Brecht verband diese Interviewbegegnungen mit verschiedenen Absichten. Zum einen ist klar, dass jeder Artikel für ihn eine Art Botenfunktion für seine Ansichten hat, manchmal sogar für seine Absichten, wie etwa das Gespräch mit Marcel Reich-Ranicki 1952, das er ganz strategisch für Gastspiele in Polen einsetzte. Andererseits stellte er zum Problem des Interviews auch fest: „… merkwürdig, was man da so alles über sich erfährt“.

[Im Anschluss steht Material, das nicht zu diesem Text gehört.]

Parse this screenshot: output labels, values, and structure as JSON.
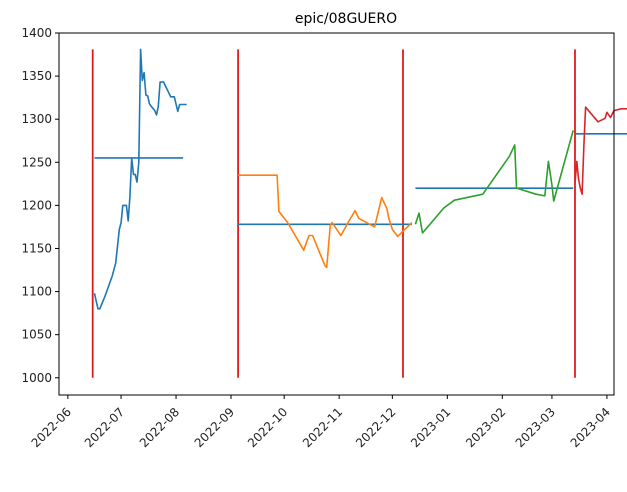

Viele Gespräche waren politisch brisant für Brecht als Emigrant, vor allem während des Krieges und auch noch danach, in der Schweiz und der frühen BRD. Das kurioseste „Interview“ fand leider nicht mehr statt. FBI-Chef Hoover gab die Anweisung, Brecht zu interviewen, um Material für seine Ausweisung zu sammeln. Doch Brecht hatte die USA schon verlassen, wovon diese Behörde für Sonderermittlungen offenbar nichts mitgekriegt hatte.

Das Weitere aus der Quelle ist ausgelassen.